Entre las diversas formas que pueden hallarse de descubrir la naturaleza, la pintura no parece la menos reveladora. Caspar David Friedrich, que no prescindía de la ventana para buscar “la íntima y espiritual penetración de la naturaleza”, anotó en su diario: “Cierra tu ojo físico con el fin de ver ante todo tu cuadro con el ojo del espíritu. Luego, conduce a la luz del día lo que has visto en tu noche, con el fin de que su acción se ejerza a su vez sobre otros seres, del exterior hacia el interior”.
En Memorias vegetales, la exposición que puede presenciarse en la celda sor Juana de la Universidad del Claustro de sor Juana desde el miércoles 19 de febrero hasta el viernes 20 de marzo, Frida Castañeda recrea algunos de los hallazgos que le ha deparado la naturaleza y los ha transformado en una obra íntima, peculiar, en la que la técnica no importa un artificio ni un alarde y en la que puede adivinarse un estilo.
Frida Castañeda ha ensayado obsesivamente la fotografía y recientemente publicó en Zopilote Rey Pizarras, un cuaderno en el que configura un universo personal hecho de insectos, como una “caja entomológica”, según el nombre de una de sus colagrafías. Se trata de una visión sentimental de algunos insectos en la que convergen recuerdos, fábulas posibles, un sentido del humor sutil, sin necesidad de cómplices ni celebraciones, que parece haberse creado en ella acaso con feliz inocencia.
En el texto que escribió para ese cuaderno, Pablo Soler Frost inscribió a Frida Castañeda en la tradición de “mujeres que han, detalladamente, impreso, pintado, grabado, fotografiado, registrado, a insectos, crustáceos, gramíneas, frutos, hojas. Me viene a la mente, por supuesto, la extraordinaria artista Sybilla Merian”. Considera asimismo que “gran parte de la belleza los grabados de insectos de Frida Castañeda, es que son a la vez precisos y oníricamente sugerentes; continúan, en México, esa línea que va de Helen O’Gorman a Elvia Esparza”.
No se adivina engaño en Frida Castañeda. Parece indagar en su entorno con curiosidad elemental y recrearlo como un reflejo en sí misma con familiaridad. No sólo por eso le gusta reconocer que procede del IAGO, el Instituto de Artes Gráficas de Oaxaca, que creó Francisco Toledo “para no sentirme tan mal de ser un capitalista”, según le confesó a Roberto Ponce en el año 2000, “de ser un hacedor de dinero, lo gastó en instituciones que se abren a los jóvenes que no tienen posibilidades de viajar para ver exposiciones o tener libros”. Esos lugares son esencialmente “lugares donde estar” que frecuentaba con placer también Francisco Toledo, cuya presencia cotidiana ya era una incitación para quienes se congregan allí y cuya conversación sosegada “siempre dejaba algo”, recuerda Frida Castañeda, a veces en una frase, a veces en una despedida, a veces en un libro abierto, a veces en un papel dizque olvidado.

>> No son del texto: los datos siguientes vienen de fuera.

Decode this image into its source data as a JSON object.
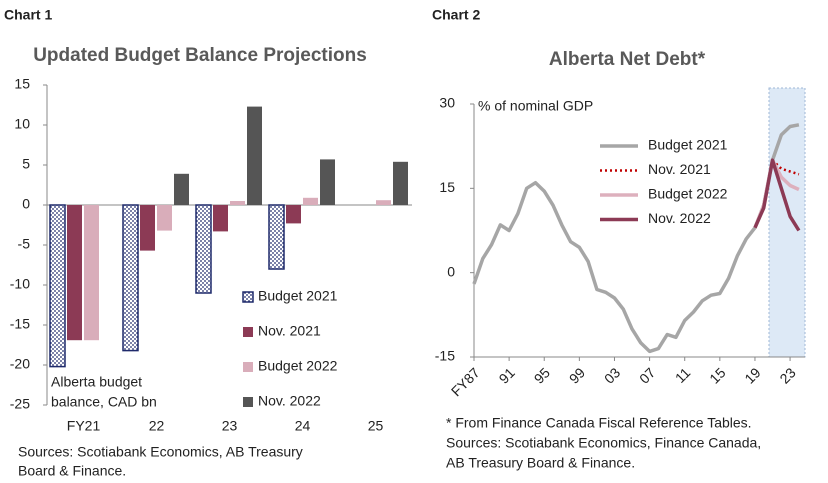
{
  "chart_data": [
    {
      "type": "bar",
      "header": "Chart 1",
      "title": "Updated Budget Balance Projections",
      "categories": [
        "FY21",
        "22",
        "23",
        "24",
        "25"
      ],
      "series": [
        {
          "name": "Budget 2021",
          "color": "#1f2a6b",
          "pattern": "dots",
          "values": [
            -20.2,
            -18.2,
            -11.0,
            -8.0,
            null
          ]
        },
        {
          "name": "Nov. 2021",
          "color": "#8c3a55",
          "values": [
            -16.9,
            -5.7,
            -3.3,
            -2.3,
            null
          ]
        },
        {
          "name": "Budget 2022",
          "color": "#d9adba",
          "values": [
            -16.9,
            -3.2,
            0.5,
            0.9,
            0.6
          ]
        },
        {
          "name": "Nov. 2022",
          "color": "#555555",
          "values": [
            null,
            3.9,
            12.3,
            5.7,
            5.4
          ]
        }
      ],
      "ylim": [
        -25,
        15
      ],
      "yticks": [
        -25,
        -20,
        -15,
        -10,
        -5,
        0,
        5,
        10,
        15
      ],
      "annotation": [
        "Alberta budget",
        "balance, CAD bn"
      ],
      "legend": "lower right",
      "notes": [
        "Sources: Scotiabank Economics, AB Treasury",
        "Board & Finance."
      ]
    },
    {
      "type": "line",
      "header": "Chart 2",
      "title": "Alberta Net Debt*",
      "ylabel": "% of nominal GDP",
      "x": [
        1987,
        1988,
        1989,
        1990,
        1991,
        1992,
        1993,
        1994,
        1995,
        1996,
        1997,
        1998,
        1999,
        2000,
        2001,
        2002,
        2003,
        2004,
        2005,
        2006,
        2007,
        2008,
        2009,
        2010,
        2011,
        2012,
        2013,
        2014,
        2015,
        2016,
        2017,
        2018,
        2019,
        2020,
        2021,
        2022,
        2023,
        2024
      ],
      "series": [
        {
          "name": "Budget 2021",
          "color": "#a6a6a6",
          "values": [
            -2,
            2.5,
            5,
            8.5,
            7.5,
            10.5,
            15,
            16,
            14.5,
            12,
            8.5,
            5.5,
            4.5,
            2,
            -3,
            -3.5,
            -4.5,
            -6.5,
            -10,
            -12.5,
            -14,
            -13.5,
            -11,
            -11.5,
            -8.5,
            -7,
            -5,
            -4,
            -3.7,
            -1,
            3,
            6,
            8,
            12,
            20,
            24.5,
            26,
            26.3
          ]
        },
        {
          "name": "Nov. 2021",
          "color": "#c00000",
          "dash": "dotted",
          "values": [
            null,
            null,
            null,
            null,
            null,
            null,
            null,
            null,
            null,
            null,
            null,
            null,
            null,
            null,
            null,
            null,
            null,
            null,
            null,
            null,
            null,
            null,
            null,
            null,
            null,
            null,
            null,
            null,
            null,
            null,
            null,
            null,
            8,
            12,
            20,
            18.5,
            18,
            17.5
          ]
        },
        {
          "name": "Budget 2022",
          "color": "#ddb0bd",
          "values": [
            null,
            null,
            null,
            null,
            null,
            null,
            null,
            null,
            null,
            null,
            null,
            null,
            null,
            null,
            null,
            null,
            null,
            null,
            null,
            null,
            null,
            null,
            null,
            null,
            null,
            null,
            null,
            null,
            null,
            null,
            null,
            null,
            8,
            12,
            20,
            17,
            15.5,
            14.8
          ]
        },
        {
          "name": "Nov. 2022",
          "color": "#8c3a55",
          "values": [
            null,
            null,
            null,
            null,
            null,
            null,
            null,
            null,
            null,
            null,
            null,
            null,
            null,
            null,
            null,
            null,
            null,
            null,
            null,
            null,
            null,
            null,
            null,
            null,
            null,
            null,
            null,
            null,
            null,
            null,
            null,
            null,
            8,
            11.5,
            20,
            15,
            10,
            7.5
          ]
        }
      ],
      "xlim": [
        1987,
        2024.7
      ],
      "xticks": [
        {
          "value": 1987,
          "label": "FY87"
        },
        {
          "value": 1991,
          "label": "91"
        },
        {
          "value": 1995,
          "label": "95"
        },
        {
          "value": 1999,
          "label": "99"
        },
        {
          "value": 2003,
          "label": "03"
        },
        {
          "value": 2007,
          "label": "07"
        },
        {
          "value": 2011,
          "label": "11"
        },
        {
          "value": 2015,
          "label": "15"
        },
        {
          "value": 2019,
          "label": "19"
        },
        {
          "value": 2023,
          "label": "23"
        }
      ],
      "ylim": [
        -15,
        30
      ],
      "yticks": [
        -15,
        0,
        15,
        30
      ],
      "shaded_x": [
        2020.6,
        2024.7
      ],
      "legend": "upper right",
      "notes": [
        "* From Finance Canada Fiscal Reference Tables.",
        "Sources: Scotiabank Economics, Finance Canada,",
        "AB Treasury Board & Finance."
      ]
    }
  ]
}
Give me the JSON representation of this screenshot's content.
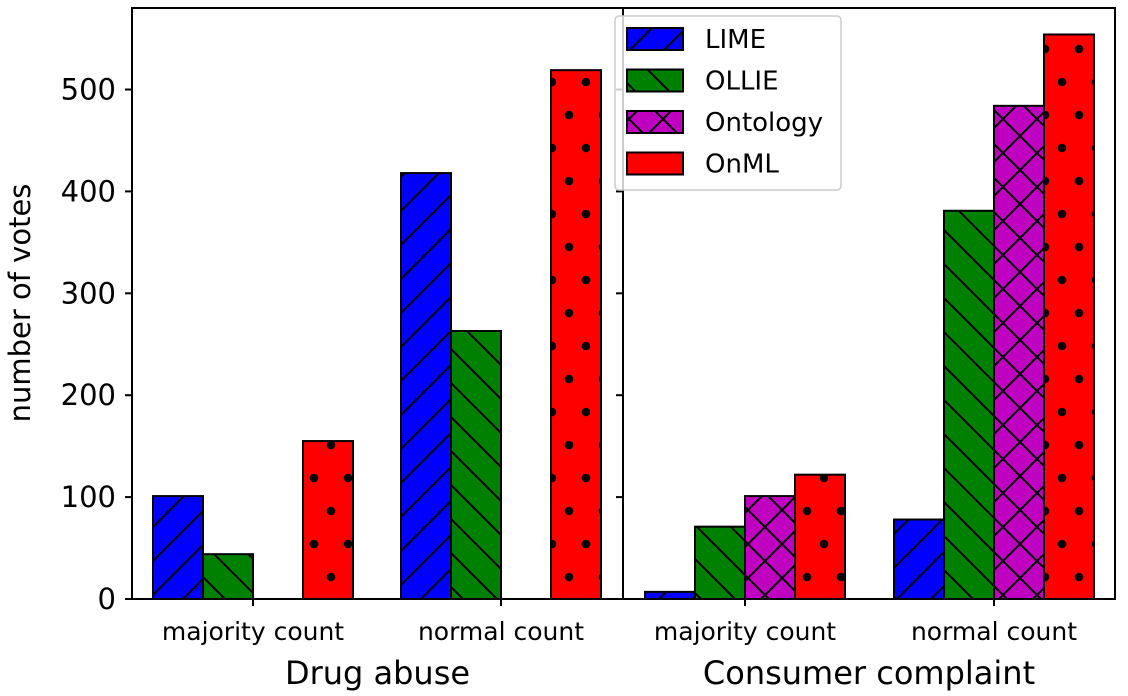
{
  "chart_data": {
    "type": "bar",
    "ylabel": "number of votes",
    "ylim": [
      0,
      580
    ],
    "yticks": [
      0,
      100,
      200,
      300,
      400,
      500
    ],
    "ytick_labels": [
      "0",
      "100",
      "200",
      "300",
      "400",
      "500"
    ],
    "legend": {
      "placement": "top-center",
      "entries": [
        {
          "name": "LIME",
          "color": "#0000ff",
          "hatch": "forward-diagonal"
        },
        {
          "name": "OLLIE",
          "color": "#008000",
          "hatch": "back-diagonal"
        },
        {
          "name": "Ontology",
          "color": "#c000c0",
          "hatch": "cross"
        },
        {
          "name": "OnML",
          "color": "#ff0000",
          "hatch": "dots"
        }
      ]
    },
    "panels": [
      {
        "title": "Drug abuse",
        "categories": [
          "majority count",
          "normal count"
        ],
        "series": [
          {
            "name": "LIME",
            "values": [
              101,
              418
            ]
          },
          {
            "name": "OLLIE",
            "values": [
              44,
              263
            ]
          },
          {
            "name": "Ontology",
            "values": [
              0,
              0
            ]
          },
          {
            "name": "OnML",
            "values": [
              155,
              519
            ]
          }
        ]
      },
      {
        "title": "Consumer complaint",
        "categories": [
          "majority count",
          "normal count"
        ],
        "series": [
          {
            "name": "LIME",
            "values": [
              7,
              78
            ]
          },
          {
            "name": "OLLIE",
            "values": [
              71,
              381
            ]
          },
          {
            "name": "Ontology",
            "values": [
              101,
              484
            ]
          },
          {
            "name": "OnML",
            "values": [
              122,
              554
            ]
          }
        ]
      }
    ]
  }
}
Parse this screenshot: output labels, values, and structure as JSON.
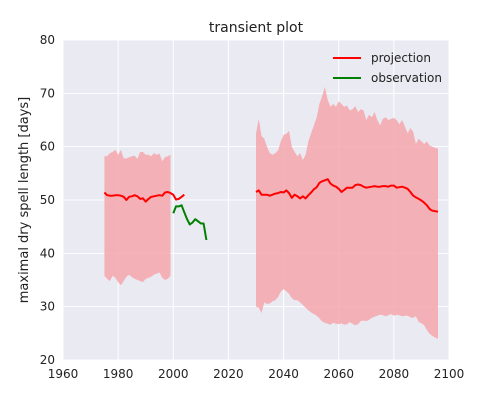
{
  "chart_data": {
    "type": "line",
    "title": "transient plot",
    "xlabel": "",
    "ylabel": "maximal dry spell length [days]",
    "xlim": [
      1960,
      2100
    ],
    "ylim": [
      20,
      80
    ],
    "xticks": [
      1960,
      1980,
      2000,
      2020,
      2040,
      2060,
      2080,
      2100
    ],
    "yticks": [
      20,
      30,
      40,
      50,
      60,
      70,
      80
    ],
    "grid": true,
    "legend_position": "top-right",
    "colors": {
      "background": "#eaeaf2",
      "grid": "#ffffff",
      "projection": "#ff0000",
      "band": "#f4a7ad",
      "observation": "#008000"
    },
    "series": [
      {
        "name": "projection",
        "segments": [
          {
            "x": [
              1975,
              1976,
              1977,
              1978,
              1979,
              1980,
              1981,
              1982,
              1983,
              1984,
              1985,
              1986,
              1987,
              1988,
              1989,
              1990,
              1991,
              1992,
              1993,
              1994,
              1995,
              1996,
              1997,
              1998,
              1999,
              2000,
              2001,
              2002,
              2003,
              2004
            ],
            "y": [
              51.4,
              50.9,
              50.8,
              50.8,
              50.9,
              50.9,
              50.8,
              50.6,
              50.0,
              50.6,
              50.7,
              50.9,
              50.7,
              50.2,
              50.3,
              49.7,
              50.2,
              50.6,
              50.7,
              50.8,
              50.9,
              50.8,
              51.4,
              51.5,
              51.3,
              51.0,
              50.1,
              50.2,
              50.6,
              51.0
            ]
          },
          {
            "x": [
              2030,
              2031,
              2032,
              2033,
              2034,
              2035,
              2036,
              2037,
              2038,
              2039,
              2040,
              2041,
              2042,
              2043,
              2044,
              2045,
              2046,
              2047,
              2048,
              2049,
              2050,
              2051,
              2052,
              2053,
              2054,
              2055,
              2056,
              2057,
              2058,
              2059,
              2060,
              2061,
              2062,
              2063,
              2064,
              2065,
              2066,
              2067,
              2068,
              2069,
              2070,
              2071,
              2072,
              2073,
              2074,
              2075,
              2076,
              2077,
              2078,
              2079,
              2080,
              2081,
              2082,
              2083,
              2084,
              2085,
              2086,
              2087,
              2088,
              2089,
              2090,
              2091,
              2092,
              2093,
              2094,
              2095,
              2096
            ],
            "y": [
              51.5,
              51.8,
              51.0,
              51.0,
              51.0,
              50.8,
              51.0,
              51.2,
              51.3,
              51.5,
              51.4,
              51.8,
              51.3,
              50.4,
              51.0,
              50.7,
              50.3,
              50.7,
              50.3,
              50.9,
              51.4,
              52.0,
              52.4,
              53.2,
              53.5,
              53.7,
              53.9,
              53.1,
              52.7,
              52.5,
              52.1,
              51.5,
              51.9,
              52.3,
              52.3,
              52.3,
              52.8,
              52.9,
              52.8,
              52.5,
              52.3,
              52.4,
              52.5,
              52.6,
              52.5,
              52.5,
              52.6,
              52.6,
              52.5,
              52.7,
              52.7,
              52.3,
              52.4,
              52.5,
              52.3,
              52.1,
              51.5,
              50.8,
              50.5,
              50.2,
              49.9,
              49.5,
              49.0,
              48.3,
              48.0,
              47.9,
              47.8
            ]
          }
        ]
      },
      {
        "name": "observation",
        "segments": [
          {
            "x": [
              2000,
              2001,
              2002,
              2003,
              2004,
              2005,
              2006,
              2007,
              2008,
              2009,
              2010,
              2011,
              2012
            ],
            "y": [
              47.5,
              48.8,
              48.8,
              49.0,
              47.7,
              46.4,
              45.4,
              45.8,
              46.4,
              46.0,
              45.6,
              45.6,
              42.5
            ]
          }
        ]
      },
      {
        "band_of": "projection",
        "segments": [
          {
            "x": [
              1975,
              1976,
              1977,
              1978,
              1979,
              1980,
              1981,
              1982,
              1983,
              1984,
              1985,
              1986,
              1987,
              1988,
              1989,
              1990,
              1991,
              1992,
              1993,
              1994,
              1995,
              1996,
              1997,
              1998,
              1999
            ],
            "upper": [
              58.2,
              58.2,
              58.8,
              59.0,
              59.4,
              58.5,
              59.4,
              57.8,
              57.8,
              58.0,
              58.2,
              58.3,
              57.7,
              59.0,
              59.0,
              58.5,
              58.5,
              58.2,
              58.8,
              58.5,
              58.7,
              57.3,
              58.0,
              58.2,
              58.5
            ],
            "lower": [
              35.8,
              35.2,
              34.8,
              35.8,
              35.4,
              34.6,
              34.0,
              34.8,
              35.6,
              36.0,
              35.5,
              35.2,
              35.0,
              34.8,
              34.6,
              35.2,
              35.4,
              35.6,
              36.0,
              36.2,
              36.4,
              35.4,
              35.0,
              35.2,
              35.8
            ]
          },
          {
            "x": [
              2030,
              2031,
              2032,
              2033,
              2034,
              2035,
              2036,
              2037,
              2038,
              2039,
              2040,
              2041,
              2042,
              2043,
              2044,
              2045,
              2046,
              2047,
              2048,
              2049,
              2050,
              2051,
              2052,
              2053,
              2054,
              2055,
              2056,
              2057,
              2058,
              2059,
              2060,
              2061,
              2062,
              2063,
              2064,
              2065,
              2066,
              2067,
              2068,
              2069,
              2070,
              2071,
              2072,
              2073,
              2074,
              2075,
              2076,
              2077,
              2078,
              2079,
              2080,
              2081,
              2082,
              2083,
              2084,
              2085,
              2086,
              2087,
              2088,
              2089,
              2090,
              2091,
              2092,
              2093,
              2094,
              2095,
              2096
            ],
            "upper": [
              62.5,
              65.2,
              62.0,
              61.5,
              60.0,
              58.8,
              58.5,
              58.8,
              59.3,
              61.0,
              62.2,
              62.4,
              63.0,
              60.0,
              59.0,
              58.2,
              58.8,
              57.5,
              58.5,
              61.0,
              62.5,
              64.0,
              65.5,
              68.0,
              69.5,
              71.2,
              68.8,
              67.5,
              68.0,
              67.5,
              68.5,
              68.0,
              67.5,
              67.7,
              66.8,
              67.0,
              67.6,
              66.5,
              67.0,
              66.8,
              65.0,
              66.0,
              65.5,
              66.5,
              65.0,
              64.0,
              65.2,
              65.5,
              65.0,
              65.2,
              65.4,
              65.0,
              64.2,
              65.0,
              63.8,
              62.5,
              63.5,
              62.8,
              60.5,
              61.5,
              61.0,
              60.5,
              61.0,
              60.2,
              60.0,
              59.8,
              59.6
            ],
            "lower": [
              30.0,
              29.8,
              28.8,
              30.8,
              30.5,
              30.6,
              31.0,
              31.2,
              31.8,
              32.8,
              33.3,
              32.9,
              32.4,
              31.6,
              31.2,
              31.2,
              30.8,
              30.3,
              29.8,
              29.3,
              28.9,
              28.6,
              28.3,
              27.8,
              27.2,
              27.0,
              26.8,
              26.6,
              27.0,
              26.8,
              26.7,
              26.9,
              26.6,
              26.7,
              27.1,
              26.8,
              26.5,
              26.7,
              27.3,
              27.4,
              27.3,
              27.5,
              27.9,
              28.1,
              28.3,
              28.5,
              28.4,
              28.2,
              28.4,
              28.6,
              28.3,
              28.5,
              28.4,
              28.2,
              28.3,
              28.3,
              28.0,
              27.9,
              28.2,
              27.1,
              26.9,
              26.5,
              25.6,
              24.9,
              24.5,
              24.2,
              24.0
            ]
          }
        ]
      }
    ]
  }
}
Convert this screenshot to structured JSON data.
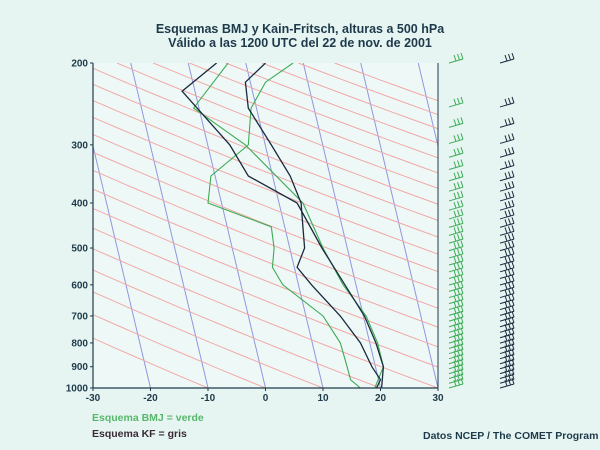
{
  "chart_data": {
    "type": "line",
    "subtype": "skew-T log-P sounding",
    "title": "Esquemas BMJ y Kain-Fritsch, alturas a 500 hPa",
    "subtitle": "Válido a las 1200 UTC del 22 de nov. de 2001",
    "xlabel": "",
    "ylabel": "",
    "x_ticks": [
      -30,
      -20,
      -10,
      0,
      10,
      20,
      30
    ],
    "y_ticks": [
      200,
      300,
      400,
      500,
      600,
      700,
      800,
      900,
      1000
    ],
    "xlim": [
      -30,
      30
    ],
    "ylim": [
      1000,
      200
    ],
    "y_scale": "log",
    "series": [
      {
        "name": "Esquema BMJ = verde",
        "color": "#3cab55",
        "temperature": [
          {
            "p": 200,
            "x": 4.8
          },
          {
            "p": 220,
            "x": 0
          },
          {
            "p": 250,
            "x": -2.5
          },
          {
            "p": 300,
            "x": -3
          },
          {
            "p": 350,
            "x": -9.5
          },
          {
            "p": 400,
            "x": -10
          },
          {
            "p": 450,
            "x": 1
          },
          {
            "p": 500,
            "x": 1.5
          },
          {
            "p": 550,
            "x": 1.2
          },
          {
            "p": 600,
            "x": 3
          },
          {
            "p": 700,
            "x": 10
          },
          {
            "p": 800,
            "x": 13
          },
          {
            "p": 900,
            "x": 14.2
          },
          {
            "p": 960,
            "x": 14.8
          },
          {
            "p": 1000,
            "x": 16.5
          }
        ],
        "dewpoint": [
          {
            "p": 200,
            "x": -6.5
          },
          {
            "p": 250,
            "x": -12.5
          },
          {
            "p": 300,
            "x": -3.5
          },
          {
            "p": 400,
            "x": 6.5
          },
          {
            "p": 500,
            "x": 10
          },
          {
            "p": 600,
            "x": 13.5
          },
          {
            "p": 700,
            "x": 17.5
          },
          {
            "p": 800,
            "x": 19.5
          },
          {
            "p": 900,
            "x": 20.5
          },
          {
            "p": 1000,
            "x": 19
          }
        ]
      },
      {
        "name": "Esquema KF = gris",
        "color": "#1a2a3e",
        "temperature": [
          {
            "p": 200,
            "x": 0
          },
          {
            "p": 220,
            "x": -3.5
          },
          {
            "p": 250,
            "x": -3
          },
          {
            "p": 300,
            "x": 1
          },
          {
            "p": 350,
            "x": 4.3
          },
          {
            "p": 400,
            "x": 6.2
          },
          {
            "p": 450,
            "x": 6.5
          },
          {
            "p": 500,
            "x": 6.8
          },
          {
            "p": 550,
            "x": 5.5
          },
          {
            "p": 600,
            "x": 8
          },
          {
            "p": 700,
            "x": 13
          },
          {
            "p": 800,
            "x": 16.5
          },
          {
            "p": 900,
            "x": 18.5
          },
          {
            "p": 960,
            "x": 20
          },
          {
            "p": 1000,
            "x": 19.3
          }
        ],
        "dewpoint": [
          {
            "p": 200,
            "x": -8.5
          },
          {
            "p": 230,
            "x": -14.5
          },
          {
            "p": 300,
            "x": -6.2
          },
          {
            "p": 350,
            "x": -3
          },
          {
            "p": 400,
            "x": 5.5
          },
          {
            "p": 500,
            "x": 9.8
          },
          {
            "p": 600,
            "x": 13.8
          },
          {
            "p": 700,
            "x": 17.2
          },
          {
            "p": 800,
            "x": 19.2
          },
          {
            "p": 900,
            "x": 20.5
          },
          {
            "p": 1000,
            "x": 20.2
          }
        ]
      }
    ],
    "wind_barbs": [
      {
        "name": "Esquema BMJ = verde",
        "color": "#3cab55",
        "direction": "west",
        "levels": 39
      },
      {
        "name": "Esquema KF = gris",
        "color": "#1a2a3e",
        "direction": "west",
        "levels": 39
      }
    ],
    "background_lines": {
      "isotherms": "blue",
      "adiabats": "salmon"
    },
    "grid": false,
    "legend_placement": "bottom-left"
  },
  "legend": {
    "bmj": "Esquema BMJ = verde",
    "kf": "Esquema KF = gris"
  },
  "credit": "Datos NCEP / The COMET Program",
  "colors": {
    "background": "#e6f5f2",
    "plot_background": "#eef9f7",
    "isotherm": "#8f96e0",
    "adiabat": "#f2a8a8",
    "axis_text": "#1e3a4a"
  }
}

“La observación es un arte que nos permite comprender las historias de las que está compuesto el mundo”, escribió Frida Castañeda en un texto sobre el fotógrafo Thomas Ruff, publicado en el número cinco de la revista Avispero, en abril de 2013. “Los largos paseos donde observamos y descubrimos la estructura de los objetos y formas que durante millones de años han habitado la realidad, constituyen también una forma de hacer nuestra vida”. En su exposición Memorias vegetales, algunos de los hallazgos que le ha deparado la naturaleza importan asimismo reminiscencias perdurables. Ciertos rastros de la naturaleza, que pueden inducir a inferir su historia, son también los rastros de la memoria de Frida Castañeda. Pueden parecer mínimos como dos frijoles colorados que adquieren una forma semejante a la de un fósil, como un laberinto de cera, como un quincunce de semillas, como la recreación de una “cosecha de mi abuelo al sol”, como la colmena de madera que evoca a su “abuela apicultora”.
Frida Castañeda no se limita a evocar esos rastros naturales, sino que conforman su obra también como materiales: las semillas, la hoja de plátano, la cera de abeja están en ella no como un recurso, sino como una parte esencial. Su memoria se entrecruza con la de la naturaleza en fragmentos como los del tepalcate de barro negro de “Infancia en Coyotepec” y como los nidos que no cierran un círculo.
Como lo creía Caspar David Friedrich, “la ley del artista es su sentimiento. La sensibilidad pura no puede estar jamás en contradicción con la naturaleza, siempre están en profunda conformidad la una con la otra”.